Hello, /diy/
tldr; help me identify this modchip please?
I was given a supposedly faulty PSOne by someone when I pointed out I'd like one. She forgot to give me the power adapter, so I haven't been able to test it, but since I've fixed small electronics before by disassembly and dumb cleaning/replacing what looks broken, and since I wanted to add a modchip, I figured I would take a look inside.
I didn't find anything broken, but I did find a modchip already in place, as well as simple wires soldered to the board on both ends. Surprising, since its previous owner hadn't mentioned it.
So to figure out how to use it and its capabilities/limitations I googled far and wide for various modchips matching the layout of this one. I find none.
It's a european (ie. PAL) PM-41 board (not "PM-41 (2)")
The modchip is labelled:
12C508A
04/P075
<logo> 0034
This leads me to believe it is programmed as a "MultiMode" v2/v3 chip OR "OneChip",, since both use that chip. However, I find no installation diagram with the same solder points in use - particularly for pin #8 (will post examples later) - so I suspect it might be neither.
I do find an old diagram that includes the wire near the modchip, soldered to the board on both ends, but its source is dead so I have no idea what it does. Some guides tell to connect the point closer to the modchip to its pin #5; some tell to connect BOTH points to pin #5.

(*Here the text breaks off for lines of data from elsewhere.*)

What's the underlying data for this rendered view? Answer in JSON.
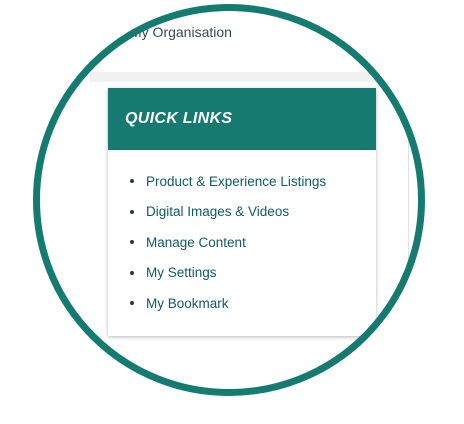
{
  "header": {
    "organisation_label": "My Organisation"
  },
  "quick_links": {
    "title": "QUICK LINKS",
    "items": [
      {
        "label": "Product & Experience Listings"
      },
      {
        "label": "Digital Images & Videos"
      },
      {
        "label": "Manage Content"
      },
      {
        "label": "My Settings"
      },
      {
        "label": "My Bookmark"
      }
    ]
  },
  "colors": {
    "accent": "#177a71",
    "ring": "#147b70",
    "link": "#0f5b66"
  }
}
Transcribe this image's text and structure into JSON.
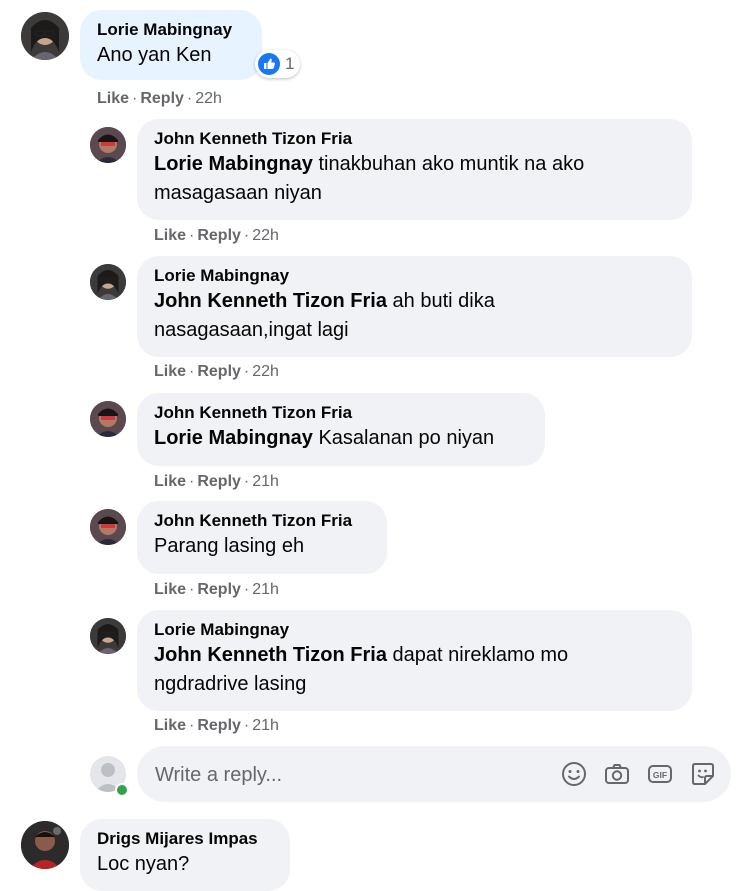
{
  "actions": {
    "like": "Like",
    "reply": "Reply",
    "sep": "·"
  },
  "comments": [
    {
      "author": "Lorie Mabingnay",
      "text": "Ano yan Ken",
      "time": "22h",
      "reactions": {
        "icon": "like-icon",
        "count": "1"
      }
    },
    {
      "author": "John Kenneth Tizon Fria",
      "mention": "Lorie Mabingnay",
      "text": " tinakbuhan ako muntik na ako masagasaan niyan",
      "time": "22h"
    },
    {
      "author": "Lorie Mabingnay",
      "mention": "John Kenneth Tizon Fria",
      "text": " ah buti dika nasagasaan,ingat lagi",
      "time": "22h"
    },
    {
      "author": "John Kenneth Tizon Fria",
      "mention": "Lorie Mabingnay",
      "text": " Kasalanan po niyan",
      "time": "21h"
    },
    {
      "author": "John Kenneth Tizon Fria",
      "text": "Parang lasing eh",
      "time": "21h"
    },
    {
      "author": "Lorie Mabingnay",
      "mention": "John Kenneth Tizon Fria",
      "text": " dapat nireklamo mo ngdradrive lasing",
      "time": "21h"
    },
    {
      "author": "Drigs Mijares Impas",
      "text": "Loc nyan?"
    }
  ],
  "reply_box": {
    "placeholder": "Write a reply...",
    "icons": [
      "emoji-icon",
      "camera-icon",
      "gif-icon",
      "sticker-icon"
    ]
  },
  "colors": {
    "like_blue": "#1877f2",
    "bubble": "#f0f2f5",
    "bubble_top": "#e7f3ff",
    "meta": "#65676b",
    "online": "#31a24c"
  }
}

I find absolutely no instruction on the wire soldered to the A/V output, but I suspect it has to do with color correction (because NTSC games that bypass region lock would play in black and white) and therefore that region locks are bypassable.

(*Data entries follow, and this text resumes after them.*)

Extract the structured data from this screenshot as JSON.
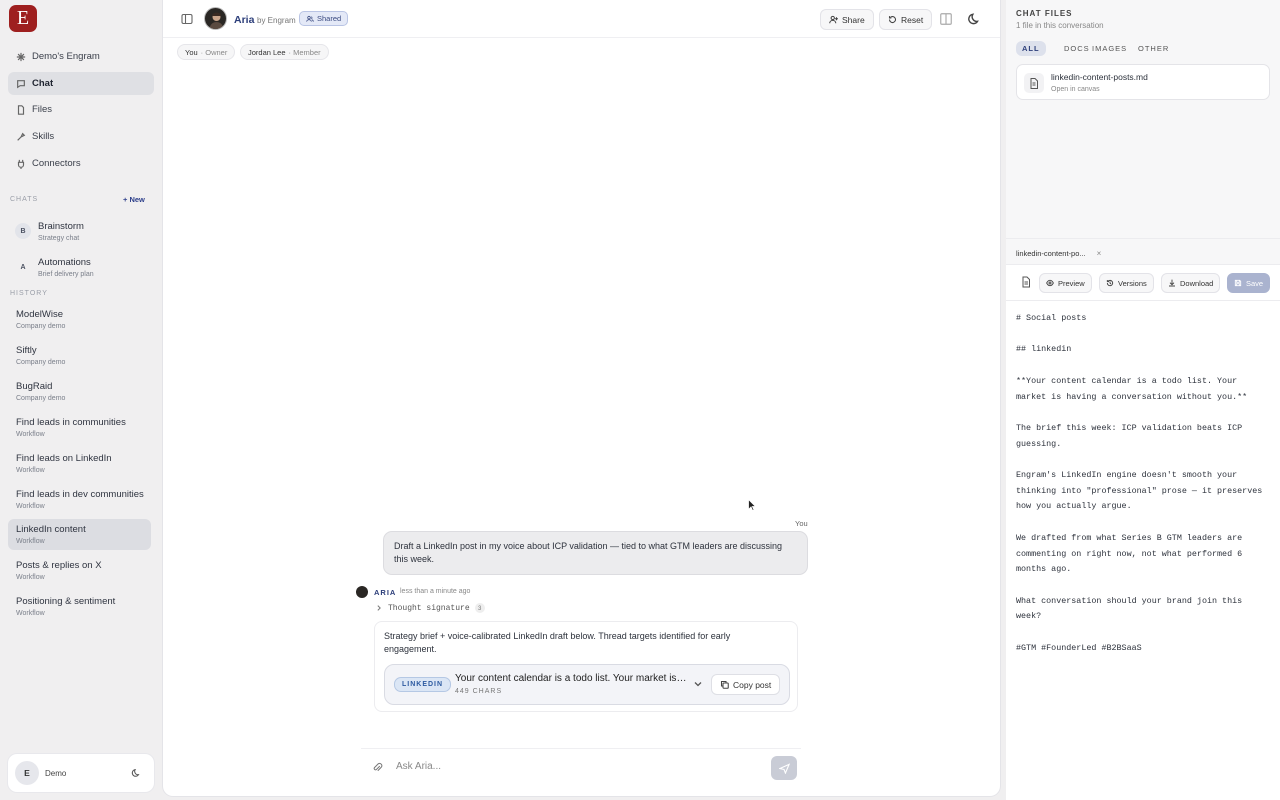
{
  "sidebar": {
    "logo_letter": "E",
    "nav": [
      {
        "label": "Demo's Engram",
        "icon": "sparkle-icon"
      },
      {
        "label": "Chat",
        "icon": "chat-bubble-icon"
      },
      {
        "label": "Files",
        "icon": "file-icon"
      },
      {
        "label": "Skills",
        "icon": "skills-icon"
      },
      {
        "label": "Connectors",
        "icon": "plug-icon"
      }
    ],
    "chats_label": "CHATS",
    "new_label": "+ New",
    "chats": [
      {
        "avatar": "B",
        "title": "Brainstorm",
        "sub": "Strategy chat"
      },
      {
        "avatar": "A",
        "title": "Automations",
        "sub": "Brief delivery plan"
      }
    ],
    "history_label": "HISTORY",
    "history": [
      {
        "title": "ModelWise",
        "sub": "Company demo"
      },
      {
        "title": "Siftly",
        "sub": "Company demo"
      },
      {
        "title": "BugRaid",
        "sub": "Company demo"
      },
      {
        "title": "Find leads in communities",
        "sub": "Workflow"
      },
      {
        "title": "Find leads on LinkedIn",
        "sub": "Workflow"
      },
      {
        "title": "Find leads in dev communities",
        "sub": "Workflow"
      },
      {
        "title": "LinkedIn content",
        "sub": "Workflow"
      },
      {
        "title": "Posts & replies on X",
        "sub": "Workflow"
      },
      {
        "title": "Positioning & sentiment",
        "sub": "Workflow"
      }
    ],
    "user": {
      "avatar": "E",
      "name": "Demo"
    }
  },
  "header": {
    "agent_name": "Aria",
    "agent_by": "by Engram",
    "shared_label": "Shared",
    "share_label": "Share",
    "reset_label": "Reset"
  },
  "members": [
    {
      "name": "You",
      "role": "· Owner"
    },
    {
      "name": "Jordan Lee",
      "role": "· Member"
    }
  ],
  "conversation": {
    "you_label": "You",
    "user_message": "Draft a LinkedIn post in my voice about ICP validation — tied to what GTM leaders are discussing this week.",
    "assistant_label": "ARIA",
    "assistant_time": "less than a minute ago",
    "thought_label": "Thought signature",
    "thought_count": "3",
    "reply_text": "Strategy brief + voice-calibrated LinkedIn draft below. Thread targets identified for early engagement.",
    "post": {
      "badge": "LINKEDIN",
      "title": "Your content calendar is a todo list. Your market is having a conversation without you.",
      "chars": "449 CHARS",
      "copy_label": "Copy post"
    }
  },
  "composer": {
    "placeholder": "Ask Aria..."
  },
  "files_panel": {
    "title": "CHAT FILES",
    "subtitle": "1 file in this conversation",
    "filters": [
      "ALL",
      "DOCS",
      "IMAGES",
      "OTHER"
    ],
    "file": {
      "name": "linkedin-content-posts.md",
      "sub": "Open in canvas"
    }
  },
  "editor": {
    "tab_label": "linkedin-content-po...",
    "close_label": "×",
    "preview_label": "Preview",
    "versions_label": "Versions",
    "download_label": "Download",
    "save_label": "Save",
    "content": "# Social posts\n\n## linkedin\n\n**Your content calendar is a todo list. Your market is having a conversation without you.**\n\nThe brief this week: ICP validation beats ICP guessing.\n\nEngram's LinkedIn engine doesn't smooth your thinking into \"professional\" prose — it preserves how you actually argue.\n\nWe drafted from what Series B GTM leaders are commenting on right now, not what performed 6 months ago.\n\nWhat conversation should your brand join this week?\n\n#GTM #FounderLed #B2BSaaS"
  },
  "colors": {
    "brand": "#9e1f1f",
    "accent": "#2c3e7a",
    "linkedin": "#2c5aa0"
  }
}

I'd like to find out what modchip I'm dealing with. I have no equipment to re-flash the chip or fetch its hex dump, but might DIY it given instructions.
Are there any /diy/nosaurs here with experience in this? I feel this is outside the scope of /g/'s competence, although technically it would be more appropriate there.
Insulation tape removed.
Closeup of modchip. I removed the tape adhesive using rubbing alcohol to see the labelling more clearly.

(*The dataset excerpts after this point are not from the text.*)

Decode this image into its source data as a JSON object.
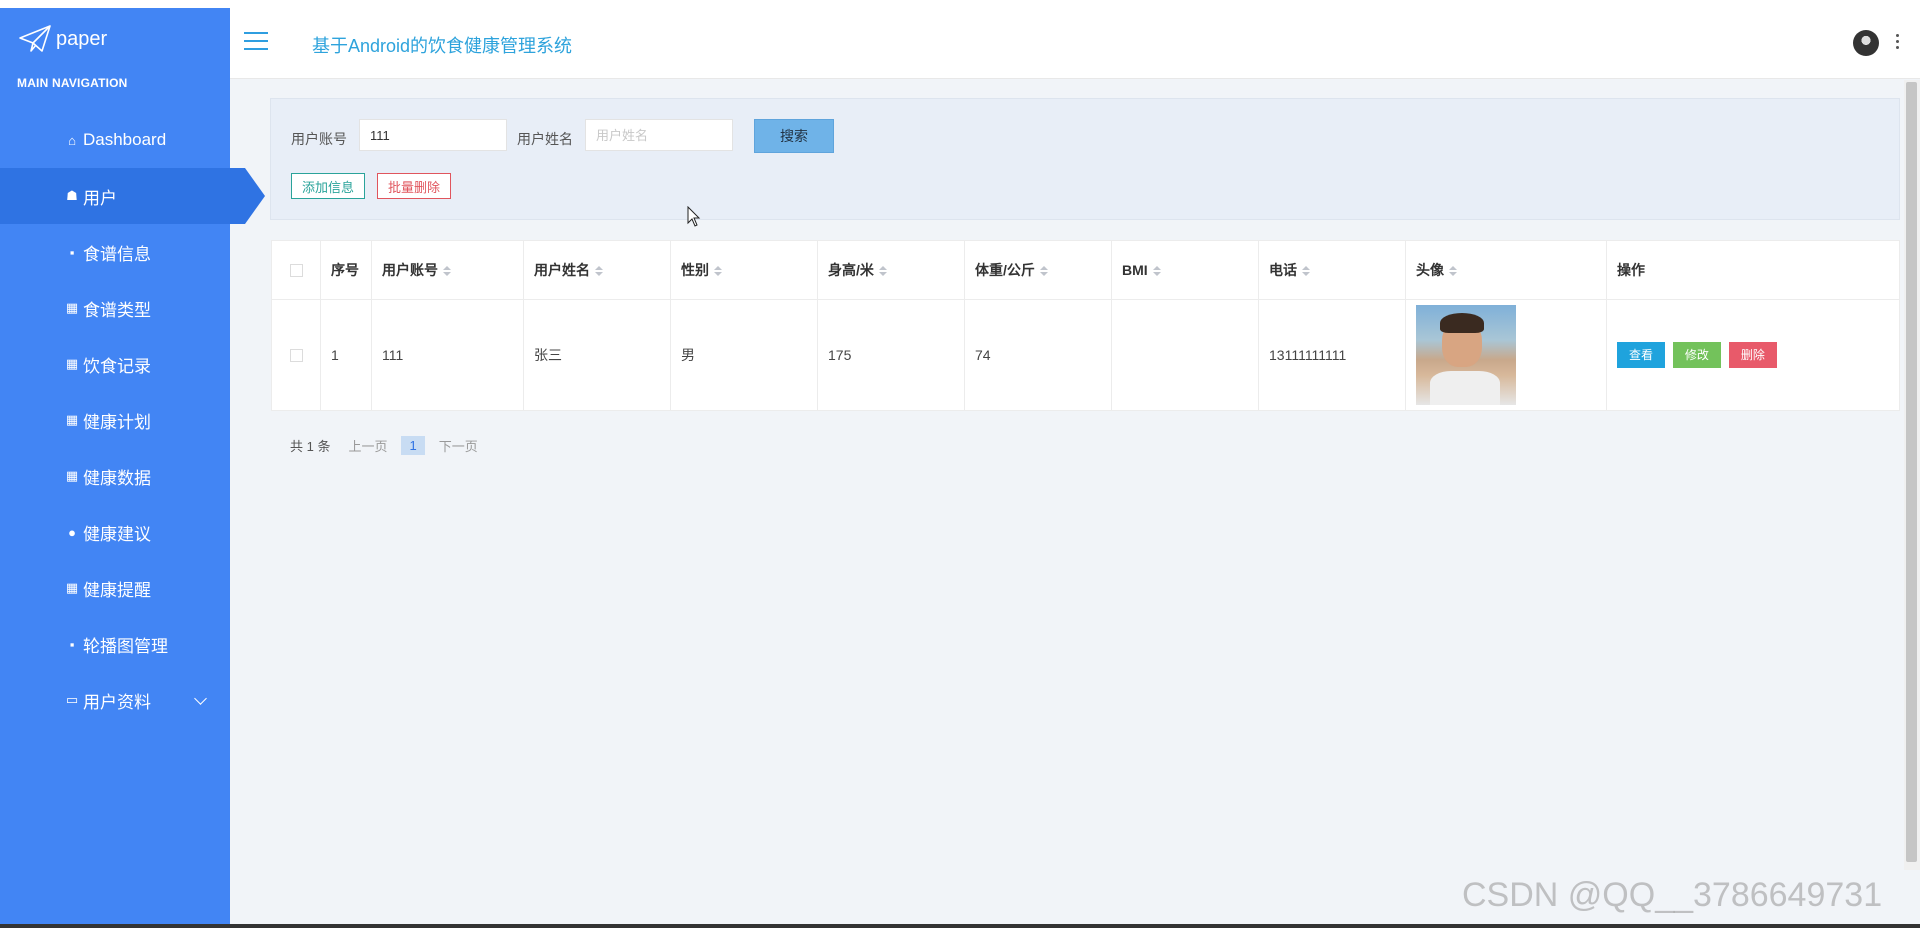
{
  "app": {
    "logo_text": "paper",
    "title": "基于Android的饮食健康管理系统"
  },
  "sidebar": {
    "section_title": "MAIN NAVIGATION",
    "items": [
      {
        "label": "Dashboard",
        "icon": "home-icon"
      },
      {
        "label": "用户",
        "icon": "user-icon",
        "active": true
      },
      {
        "label": "食谱信息",
        "icon": "clipboard-icon"
      },
      {
        "label": "食谱类型",
        "icon": "grid-icon"
      },
      {
        "label": "饮食记录",
        "icon": "grid-icon"
      },
      {
        "label": "健康计划",
        "icon": "grid-icon"
      },
      {
        "label": "健康数据",
        "icon": "grid-icon"
      },
      {
        "label": "健康建议",
        "icon": "person-icon"
      },
      {
        "label": "健康提醒",
        "icon": "grid-icon"
      },
      {
        "label": "轮播图管理",
        "icon": "clipboard-icon"
      },
      {
        "label": "用户资料",
        "icon": "card-icon",
        "has_submenu": true
      }
    ],
    "colors": {
      "bg": "#4285f4",
      "active": "#2f73e3"
    }
  },
  "search": {
    "account_label": "用户账号",
    "account_value": "111",
    "name_label": "用户姓名",
    "name_placeholder": "用户姓名",
    "search_button": "搜索",
    "add_button": "添加信息",
    "batch_delete_button": "批量删除"
  },
  "table": {
    "headers": [
      "序号",
      "用户账号",
      "用户姓名",
      "性别",
      "身高/米",
      "体重/公斤",
      "BMI",
      "电话",
      "头像",
      "操作"
    ],
    "rows": [
      {
        "index": "1",
        "account": "111",
        "name": "张三",
        "gender": "男",
        "height": "175",
        "weight": "74",
        "bmi": "",
        "phone": "13111111111"
      }
    ],
    "actions": {
      "view": "查看",
      "edit": "修改",
      "delete": "删除"
    }
  },
  "pagination": {
    "total": "共 1 条",
    "prev": "上一页",
    "current": "1",
    "next": "下一页"
  },
  "watermark": "CSDN @QQ__3786649731"
}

Closeup of the A/V-connected wire.
A diagram, also showing the pin numbers for the chip. This is (one way) to install a MultiMode v3 chip. Pin #1 (red in this diagram; grey/blue wire in my pictures) is for power and I assume it doesn't matter much where it's connected as long as it "works".
Another diagram showing the "link wire" near the modchip.
>>1232860
>12C508A
It's just a PIC microcontroller so you wont be able to learn what it exactly does without making a dump with a programmer like pic related.
Pickit clones are cheap so you could buy one for that but I would solder two wires to the barrel jack and power it on with a bench PSU to test the thing first. By the way, even if it's faulty it's probably related to other components and not the modchip.
>>1232967
Okay, I was hoping someone might recognize the way it had been soldered and identify the program based on that, or its features since the solder points seem to serve specific purposes. I might find someone with a device like that to help me, but unless they're dirt cheap (<10€) I can't really buy one. Even then, it'd take a while. I'll look it up though.